Entendemos perfeitamente – crossovers, SUVs e picapes vendem, e sedãs, hatchbacks e peruas não são mais tão lucrativos. A Ford levou isso a sério em 2018, ao anunciar que eliminaria seus veículos de menor altura que não fossem da linha Mustang. Só podemos imaginar a comoção se a Ford sequer insinuasse acabar com a linha Mustang, um verdadeiro ícone da indústria automotiva americana. A decisão da Ford, embora drástica para muitos puristas e fãs de sedãs, foi um reflexo direto das mudanças sísmicas nas preferências dos consumidores, especialmente na América do Norte.
O mercado ditou uma clara preferência por veículos mais altos, com maior capacidade de carga e uma percepção de segurança e versatilidade superior. Modelos como o Focus, Fiesta, Fusion e Taurus, que um dia foram pilares da oferta da Ford nos EUA, viram suas vendas despencar, tornando-os financeiramente insustentáveis. A lógica era simples: por que alocar recursos em segmentos de baixo lucro quando o dinheiro estava sendo feito em outro lugar? Essa guinada estratégica permitiu à Ford focar seus investimentos em produtos que realmente vendem: a robusta série F de picapes, que continua a ser um best-seller imbatível; a vasta gama de SUVs, desde o compacto EcoSport até o familiar Explorer e o gigantesco Expedition; e, claro, a expansão de sua linha de veículos comerciais e elétricos. Essa aposta se mostrou acertada, impulsionando a lucratividade da empresa e permitindo-lhe competir de forma mais agressiva em segmentos de alto volume e margem. O Mustang permaneceu como a única exceção, uma joia da coroa que transcende a lógica puramente econômica devido ao seu status lendário e apelo global.
No entanto, para o observador mais atento, a Ford não abandonou completamente os sedãs. Longe disso. Em mercados como a China, o maior mercado automotivo do mundo, e em certas regiões da Europa e América do Sul, os sedãs ainda possuem um apelo considerável e representam uma fatia importante das vendas. Lá, modelos como o Ford Mondeo (equivalente ao Fusion, mas com design e tecnologias adaptadas para o mercado local), o Ford Escort (um sedã compacto popular na China) e o Ford Fiesta Sedan continuam a ser produzidos e comercializados com sucesso. Esses veículos são projetados especificamente para atender às necessidades, gostos e regulamentações desses mercados, que diferem significativamente dos EUA.

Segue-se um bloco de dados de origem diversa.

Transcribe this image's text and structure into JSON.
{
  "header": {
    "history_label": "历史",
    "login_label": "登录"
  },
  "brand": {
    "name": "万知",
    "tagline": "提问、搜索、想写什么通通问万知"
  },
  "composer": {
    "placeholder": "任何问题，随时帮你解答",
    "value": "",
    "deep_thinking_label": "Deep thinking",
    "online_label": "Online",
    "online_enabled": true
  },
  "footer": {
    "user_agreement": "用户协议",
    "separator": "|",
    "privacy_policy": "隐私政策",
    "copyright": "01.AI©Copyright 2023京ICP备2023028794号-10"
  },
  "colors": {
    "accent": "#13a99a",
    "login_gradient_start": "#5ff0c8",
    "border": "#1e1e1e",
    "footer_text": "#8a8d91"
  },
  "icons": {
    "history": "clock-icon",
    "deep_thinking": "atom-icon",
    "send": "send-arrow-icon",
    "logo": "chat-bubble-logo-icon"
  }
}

A questão, então, não é se a Ford *pode* fazer um sedã competitivo, mas se *faria sentido* trazê-lo para o mercado americano. A resposta é um retumbante “não” por diversas razões. Primeiramente, a demanda. Os consumidores americanos já votaram com suas carteiras, e a tendência de abandono dos sedãs é inequívoca. Lançar um novo sedã em um mercado em retração, dominado por concorrentes bem estabelecidos como Toyota Camry e Honda Civic, seria uma batalha custosa e, provavelmente, infrutífera. Os custos de desenvolvimento, homologação para as rigorosas normas de segurança e emissões dos EUA, e adaptação da linha de produção para um volume de vendas potencialmente baixo simplesmente não se justificariam. Além disso, a estratégia de marca da Ford nos EUA está firmemente ancorada em picapes, SUVs e veículos de performance. Introduzir um sedã de baixo custo ou margem diluiria essa imagem e desviaria recursos de áreas mais lucrativas. A logística de importação ou produção local, com volumes incertos, adicionaria outra camada de complexidade e risco financeiro. Portanto, enquanto a Ford continua a ser uma montadora global com uma oferta diversificada de veículos para atender a diferentes culturas e economias, a chance de um de seus sedãs globais fazer um retorno triunfal às concessionárias americanas é praticamente nula. A empresa se move para o futuro focando em onde o dinheiro realmente está: em utilitários e veículos elétricos. É uma estratégia comercial fria e calculista, mas que reflete a dura realidade do mercado automotivo moderno.